しかし、アトランタでの閣僚会議を現地取材したPARC(アジア太平洋資料センター)の内田聖子事務局長はこう首をふる。

「政府は『大筋合意した』と言いますが、実情は12カ国共通のテキストも公表されていない段階で、決まっていないことも多い。しかも、アメリカではヒラリー・クリントン前国務長官に加え、共和党のハッチ上院財政委員長までもがTPP反対を表明しました。

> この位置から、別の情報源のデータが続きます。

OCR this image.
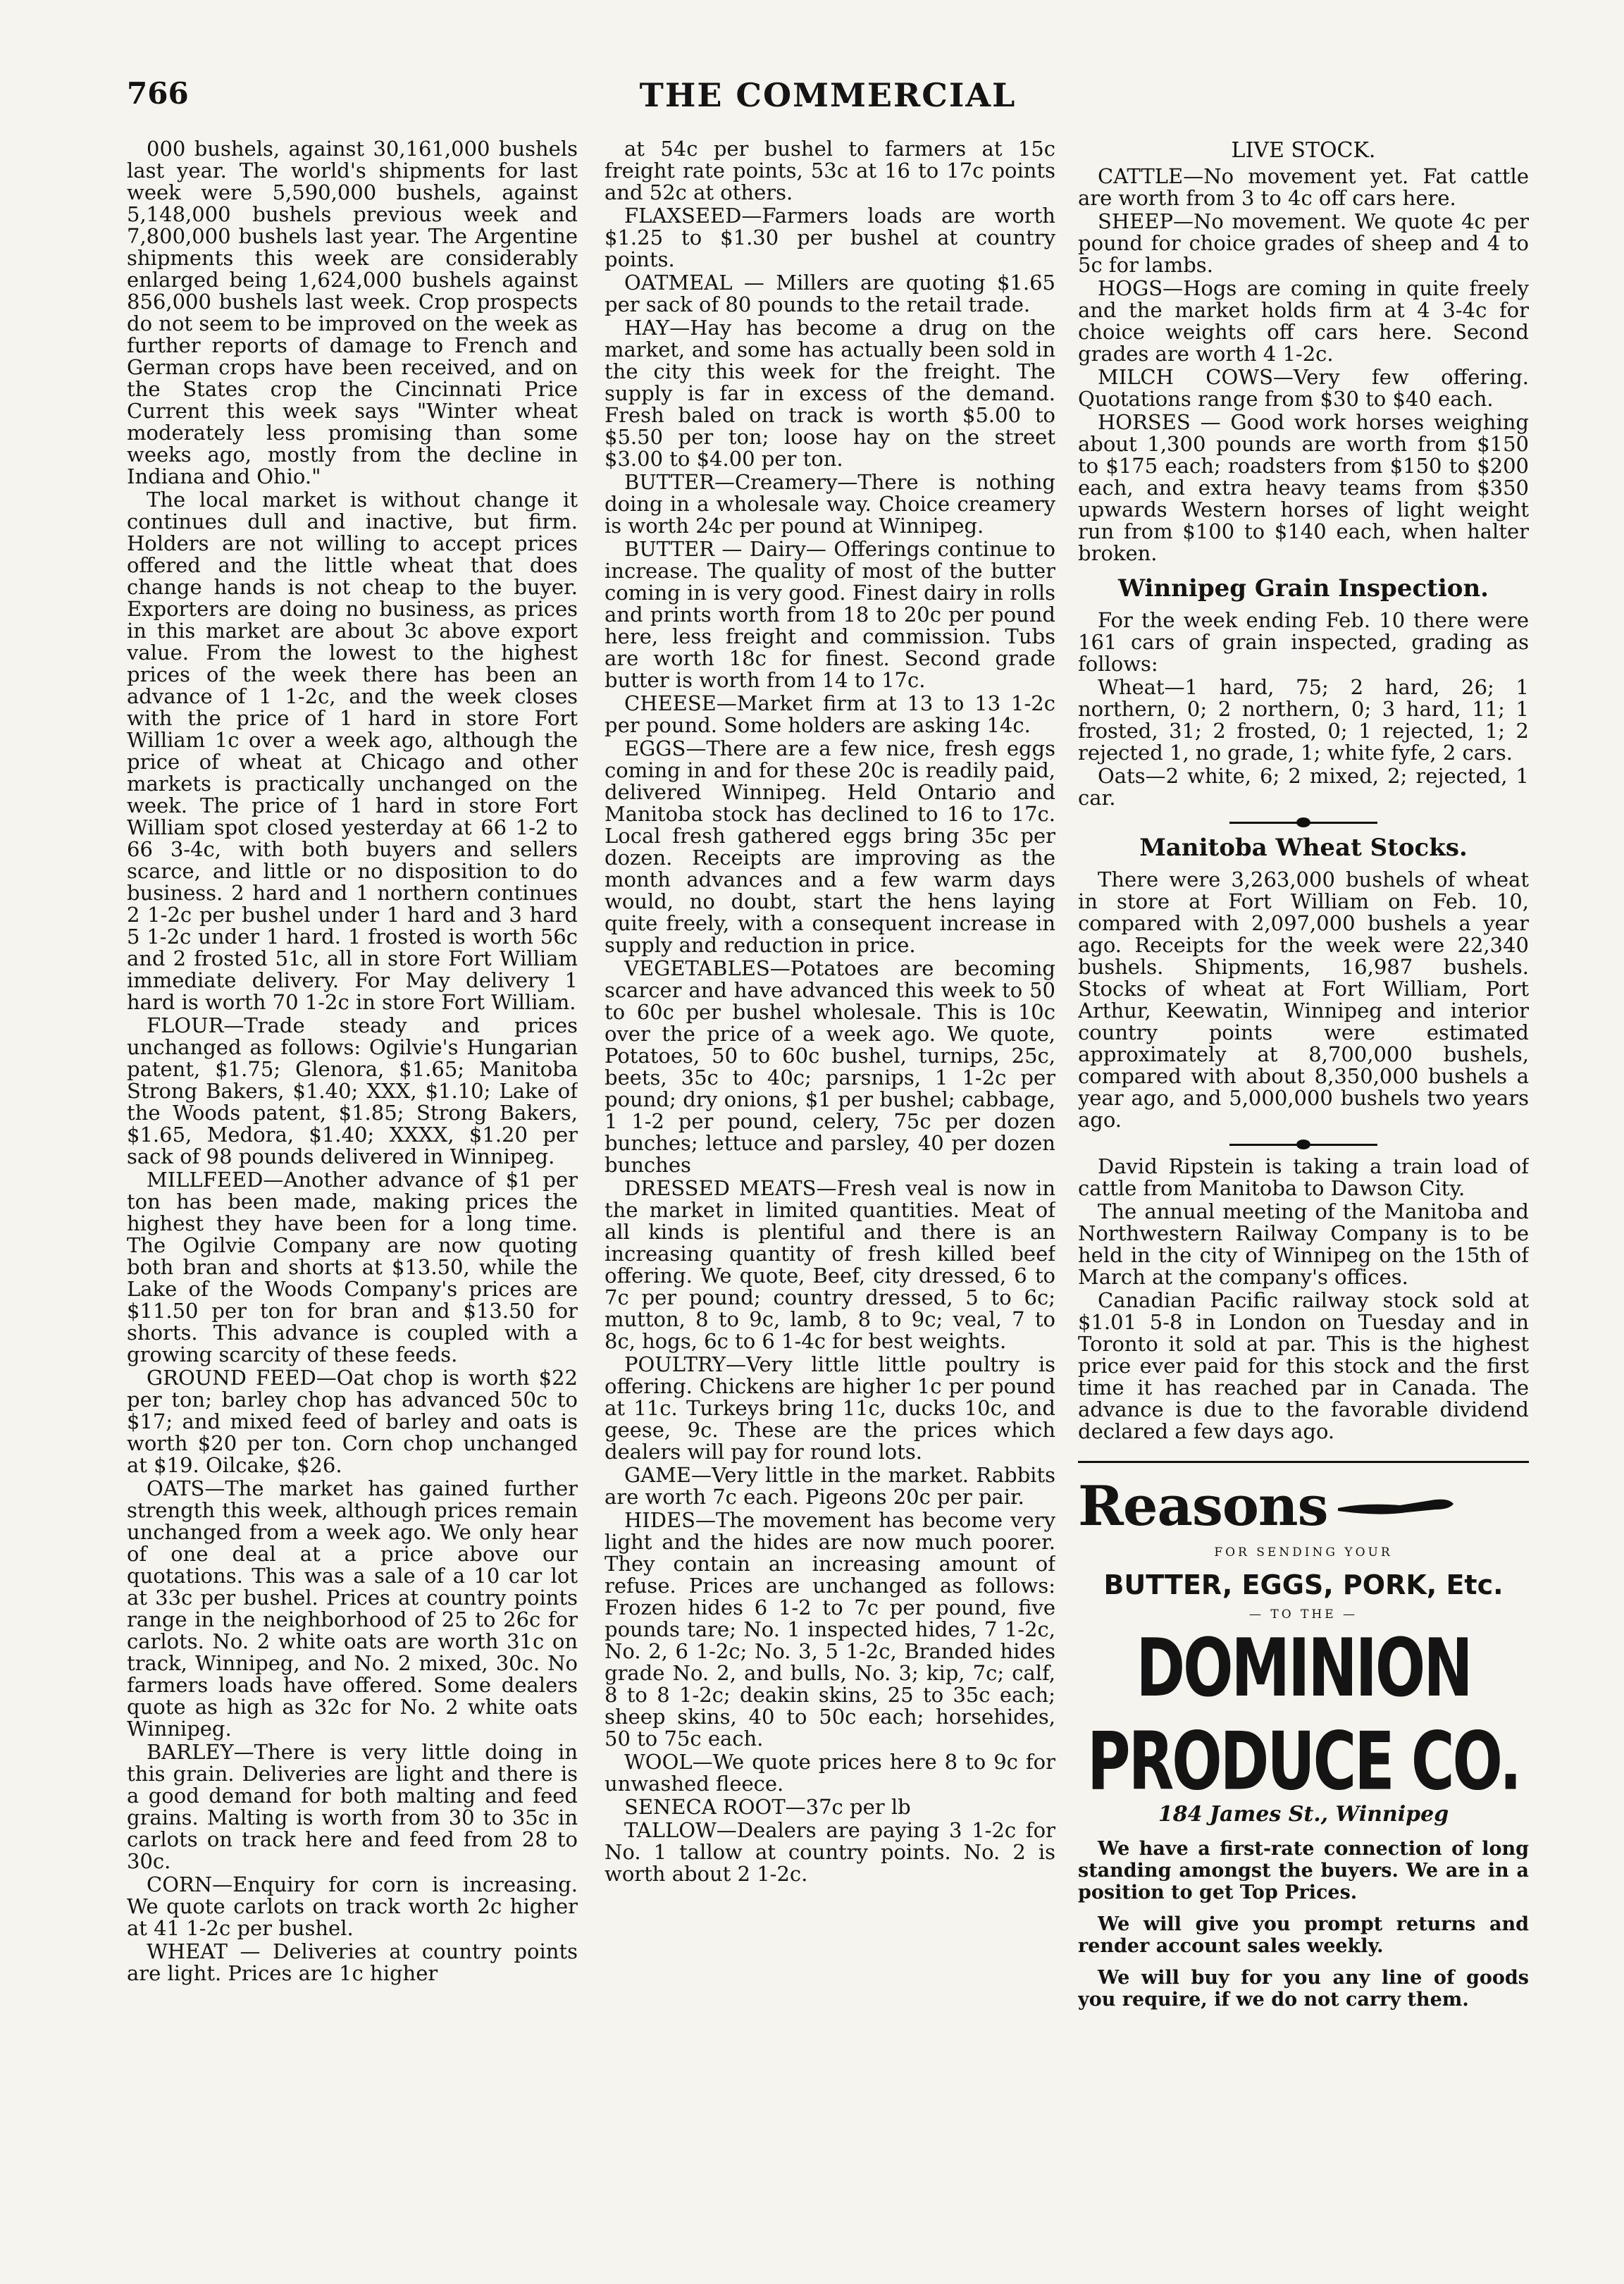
766	THE COMMERCIAL

000 bushels, against 30,161,000 bushels last year. The world's shipments for last week were 5,590,000 bushels, against 5,148,000 bushels previous week and 7,800,000 bushels last year. The Argentine shipments this week are considerably enlarged being 1,624,000 bushels against 856,000 bushels last week. Crop prospects do not seem to be improved on the week as further reports of damage to French and German crops have been received, and on the States crop the Cincinnati Price Current this week says "Winter wheat moderately less promising than some weeks ago, mostly from the decline in Indiana and Ohio."

The local market is without change it continues dull and inactive, but firm. Holders are not willing to accept prices offered and the little wheat that does change hands is not cheap to the buyer. Exporters are doing no business, as prices in this market are about 3c above export value. From the lowest to the highest prices of the week there has been an advance of 1 1-2c, and the week closes with the price of 1 hard in store Fort William 1c over a week ago, although the price of wheat at Chicago and other markets is practically unchanged on the week. The price of 1 hard in store Fort William spot closed yesterday at 66 1-2 to 66 3-4c, with both buyers and sellers scarce, and little or no disposition to do business. 2 hard and 1 northern continues 2 1-2c per bushel under 1 hard and 3 hard 5 1-2c under 1 hard. 1 frosted is worth 56c and 2 frosted 51c, all in store Fort William immediate delivery. For May delivery 1 hard is worth 70 1-2c in store Fort William.

FLOUR—Trade steady and prices unchanged as follows: Ogilvie's Hungarian patent, $1.75; Glenora, $1.65; Manitoba Strong Bakers, $1.40; XXX, $1.10; Lake of the Woods patent, $1.85; Strong Bakers, $1.65, Medora, $1.40; XXXX, $1.20 per sack of 98 pounds delivered in Winnipeg.

MILLFEED—Another advance of $1 per ton has been made, making prices the highest they have been for a long time. The Ogilvie Company are now quoting both bran and shorts at $13.50, while the Lake of the Woods Company's prices are $11.50 per ton for bran and $13.50 for shorts. This advance is coupled with a growing scarcity of these feeds.

GROUND FEED—Oat chop is worth $22 per ton; barley chop has advanced 50c to $17; and mixed feed of barley and oats is worth $20 per ton. Corn chop unchanged at $19. Oilcake, $26.

OATS—The market has gained further strength this week, although prices remain unchanged from a week ago. We only hear of one deal at a price above our quotations. This was a sale of a 10 car lot at 33c per bushel. Prices at country points range in the neighborhood of 25 to 26c for carlots. No. 2 white oats are worth 31c on track, Winnipeg, and No. 2 mixed, 30c. No farmers loads have offered. Some dealers quote as high as 32c for No. 2 white oats Winnipeg.

BARLEY—There is very little doing in this grain. Deliveries are light and there is a good demand for both malting and feed grains. Malting is worth from 30 to 35c in carlots on track here and feed from 28 to 30c.

CORN—Enquiry for corn is increasing. We quote carlots on track worth 2c higher at 41 1-2c per bushel.

WHEAT — Deliveries at country points are light. Prices are 1c higher

at 54c per bushel to farmers at 15c freight rate points, 53c at 16 to 17c points and 52c at others.

FLAXSEED—Farmers loads are worth $1.25 to $1.30 per bushel at country points.

OATMEAL — Millers are quoting $1.65 per sack of 80 pounds to the retail trade.

HAY—Hay has become a drug on the market, and some has actually been sold in the city this week for the freight. The supply is far in excess of the demand. Fresh baled on track is worth $5.00 to $5.50 per ton; loose hay on the street $3.00 to $4.00 per ton.

BUTTER—Creamery—There is nothing doing in a wholesale way. Choice creamery is worth 24c per pound at Winnipeg.

BUTTER — Dairy— Offerings continue to increase. The quality of most of the butter coming in is very good. Finest dairy in rolls and prints worth from 18 to 20c per pound here, less freight and commission. Tubs are worth 18c for finest. Second grade butter is worth from 14 to 17c.

CHEESE—Market firm at 13 to 13 1-2c per pound. Some holders are asking 14c.

EGGS—There are a few nice, fresh eggs coming in and for these 20c is readily paid, delivered Winnipeg. Held Ontario and Manitoba stock has declined to 16 to 17c. Local fresh gathered eggs bring 35c per dozen. Receipts are improving as the month advances and a few warm days would, no doubt, start the hens laying quite freely, with a consequent increase in supply and reduction in price.

VEGETABLES—Potatoes are becoming scarcer and have advanced this week to 50 to 60c per bushel wholesale. This is 10c over the price of a week ago. We quote, Potatoes, 50 to 60c bushel, turnips, 25c, beets, 35c to 40c; parsnips, 1 1-2c per pound; dry onions, $1 per bushel; cabbage, 1 1-2 per pound, celery, 75c per dozen bunches; lettuce and parsley, 40 per dozen bunches

DRESSED MEATS—Fresh veal is now in the market in limited quantities. Meat of all kinds is plentiful and there is an increasing quantity of fresh killed beef offering. We quote, Beef, city dressed, 6 to 7c per pound; country dressed, 5 to 6c; mutton, 8 to 9c, lamb, 8 to 9c; veal, 7 to 8c, hogs, 6c to 6 1-4c for best weights.

POULTRY—Very little little poultry is offering. Chickens are higher 1c per pound at 11c. Turkeys bring 11c, ducks 10c, and geese, 9c. These are the prices which dealers will pay for round lots.

GAME—Very little in the market. Rabbits are worth 7c each. Pigeons 20c per pair.

HIDES—The movement has become very light and the hides are now much poorer. They contain an increasing amount of refuse. Prices are unchanged as follows: Frozen hides 6 1-2 to 7c per pound, five pounds tare; No. 1 inspected hides, 7 1-2c, No. 2, 6 1-2c; No. 3, 5 1-2c, Branded hides grade No. 2, and bulls, No. 3; kip, 7c; calf, 8 to 8 1-2c; deakin skins, 25 to 35c each; sheep skins, 40 to 50c each; horsehides, 50 to 75c each.

WOOL—We quote prices here 8 to 9c for unwashed fleece.

SENECA ROOT—37c per lb

TALLOW—Dealers are paying 3 1-2c for No. 1 tallow at country points. No. 2 is worth about 2 1-2c.

LIVE STOCK.

CATTLE—No movement yet. Fat cattle are worth from 3 to 4c off cars here.

SHEEP—No movement. We quote 4c per pound for choice grades of sheep and 4 to 5c for lambs.

HOGS—Hogs are coming in quite freely and the market holds firm at 4 3-4c for choice weights off cars here. Second grades are worth 4 1-2c.

MILCH COWS—Very few offering. Quotations range from $30 to $40 each.

HORSES — Good work horses weighing about 1,300 pounds are worth from $150 to $175 each; roadsters from $150 to $200 each, and extra heavy teams from $350 upwards Western horses of light weight run from $100 to $140 each, when halter broken.

Winnipeg Grain Inspection.

For the week ending Feb. 10 there were 161 cars of grain inspected, grading as follows:

Wheat—1 hard, 75; 2 hard, 26; 1 northern, 0; 2 northern, 0; 3 hard, 11; 1 frosted, 31; 2 frosted, 0; 1 rejected, 1; 2 rejected 1, no grade, 1; white fyfe, 2 cars.

Oats—2 white, 6; 2 mixed, 2; rejected, 1 car.

Manitoba Wheat Stocks.

There were 3,263,000 bushels of wheat in store at Fort William on Feb. 10, compared with 2,097,000 bushels a year ago. Receipts for the week were 22,340 bushels. Shipments, 16,987 bushels. Stocks of wheat at Fort William, Port Arthur, Keewatin, Winnipeg and interior country points were estimated approximately at 8,700,000 bushels, compared with about 8,350,000 bushels a year ago, and 5,000,000 bushels two years ago.

David Ripstein is taking a train load of cattle from Manitoba to Dawson City.

The annual meeting of the Manitoba and Northwestern Railway Company is to be held in the city of Winnipeg on the 15th of March at the company's offices.

Canadian Pacific railway stock sold at $1.01 5-8 in London on Tuesday and in Toronto it sold at par. This is the highest price ever paid for this stock and the first time it has reached par in Canada. The advance is due to the favorable dividend declared a few days ago.

Reasons
FOR SENDING YOUR
BUTTER, EGGS, PORK, Etc.
— TO THE —
DOMINION PRODUCE CO.
184 James St., Winnipeg

We have a first-rate connection of long standing amongst the buyers. We are in a position to get Top Prices.

We will give you prompt returns and render account sales weekly.

We will buy for you any line of goods you require, if we do not carry them.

つまり、アメリカも含め、どの国もまだTPPの中身を議論している最中なんです。なのに、安倍政権はあたかもほぼ交渉が妥結したかのように宣伝しています。これでは『オレオレ詐欺』ならぬ『合意したした詐欺』ですよ」

確かに今回の「大筋合意」ではっきりしていることは、日本が農産品と工業品の全9018品目のうち8575品目の関税撤廃を強いられたということくらい。その他の知的財産権、労働規制、金融、医療サービスなど非関税障壁パートの交渉がどう決着したかについてはまったく明らかになっていない。これでは「合意したした詐欺」との批判が上がるのも当然だ。

では安倍政権はなぜ詐欺呼ばわりされてまで、「大筋合意」というフレーズの大宣伝に余念がないのか?

その疑問に前出の内田事務局長がこう答える。

「安倍政権が大筋合意を強調するのは、関税撤廃による農業保護を名目にTPP対策費などを農家にばらまいてTPP推進で離れた農家の票を取り戻し、来年夏の参院選での勝利を確実なものにしようともくろんでいるからだと思います」

今回の「大筋合意」で日本の農業生産は大きなダメージを受ける。コメ、酪農、牛・豚肉、果実だけで1兆1380億円も減るという試算もあるほどだ。

それにもかかわらず、安倍政権が来夏の参院選に勝ちたいがためにTPPの「大筋合意」を急いだのだとしたら、それは亡国交渉と批判されても仕方ないのでは?